COMO É O SUL-AMERICANO
Vinte vezes campeão sul-americano com 31 participações em 32 edições disputadas, e sem perder uma partida desde 1993, o Brasil pega o avião com destino ao Peru neste domingo (25). A estreia das brasileiras é na quarta-feira (28), às 17 horas (de Brasília), contra o Equador. Venezuela e Argentina são os outros adversários da primeira fase.

Nesta etapa, todos os times se enfrentam dentro do próprio grupo.

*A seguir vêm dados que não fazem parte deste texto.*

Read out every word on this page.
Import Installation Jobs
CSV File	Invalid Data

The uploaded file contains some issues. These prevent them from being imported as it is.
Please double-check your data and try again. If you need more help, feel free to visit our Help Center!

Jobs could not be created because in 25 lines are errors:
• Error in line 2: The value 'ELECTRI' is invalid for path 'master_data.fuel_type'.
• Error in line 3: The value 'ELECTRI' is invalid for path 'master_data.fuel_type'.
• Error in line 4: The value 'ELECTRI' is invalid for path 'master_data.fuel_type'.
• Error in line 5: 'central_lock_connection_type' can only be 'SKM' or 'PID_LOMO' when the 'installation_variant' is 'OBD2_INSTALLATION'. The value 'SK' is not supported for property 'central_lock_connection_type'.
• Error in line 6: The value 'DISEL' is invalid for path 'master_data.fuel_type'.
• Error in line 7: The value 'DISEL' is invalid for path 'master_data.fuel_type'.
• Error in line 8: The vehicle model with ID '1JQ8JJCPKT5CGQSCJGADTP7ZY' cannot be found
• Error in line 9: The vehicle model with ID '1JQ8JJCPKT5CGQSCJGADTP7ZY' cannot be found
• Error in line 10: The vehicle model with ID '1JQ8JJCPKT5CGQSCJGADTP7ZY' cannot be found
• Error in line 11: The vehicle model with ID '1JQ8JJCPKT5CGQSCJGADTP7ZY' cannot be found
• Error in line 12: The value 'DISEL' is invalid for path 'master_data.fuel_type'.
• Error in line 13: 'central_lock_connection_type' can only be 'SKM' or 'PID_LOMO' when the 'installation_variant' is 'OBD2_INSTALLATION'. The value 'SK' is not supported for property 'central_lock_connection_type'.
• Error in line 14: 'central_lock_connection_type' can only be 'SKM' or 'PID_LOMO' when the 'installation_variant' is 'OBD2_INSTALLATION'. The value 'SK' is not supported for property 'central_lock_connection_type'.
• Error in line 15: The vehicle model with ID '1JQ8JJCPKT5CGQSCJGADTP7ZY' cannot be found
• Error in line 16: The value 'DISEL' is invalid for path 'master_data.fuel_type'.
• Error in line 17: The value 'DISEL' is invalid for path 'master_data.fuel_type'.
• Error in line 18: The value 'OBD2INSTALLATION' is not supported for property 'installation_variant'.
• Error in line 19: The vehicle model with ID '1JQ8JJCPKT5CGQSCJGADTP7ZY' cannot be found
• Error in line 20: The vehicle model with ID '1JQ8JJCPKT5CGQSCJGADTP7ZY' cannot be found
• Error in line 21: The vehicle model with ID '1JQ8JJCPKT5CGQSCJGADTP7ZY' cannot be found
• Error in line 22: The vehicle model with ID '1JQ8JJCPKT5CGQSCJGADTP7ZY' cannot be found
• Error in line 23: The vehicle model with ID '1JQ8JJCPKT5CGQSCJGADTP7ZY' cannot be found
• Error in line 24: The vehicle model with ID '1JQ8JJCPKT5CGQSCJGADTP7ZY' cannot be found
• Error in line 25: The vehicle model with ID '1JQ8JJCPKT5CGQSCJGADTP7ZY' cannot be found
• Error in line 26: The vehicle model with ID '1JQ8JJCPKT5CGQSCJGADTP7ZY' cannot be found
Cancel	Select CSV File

Os dois melhores colocados avançam à semifinal e encaram Peru, Colômbia, Uruguai ou Bolívia, equipes que compõem a outra chave, na briga por um lugar na final da edição 2019.

Além da disputa pelo título, está em jogo também a vaga para o Pré-Olímpico Sul-Americano. As quatro equipes de melhor campanha no Sul-Americano – com exceção do Brasil, já classificado para Tóquio-2020 – ganham o ingresso para buscar a segunda vaga do continente para os Jogos Olímpicos em janeiro.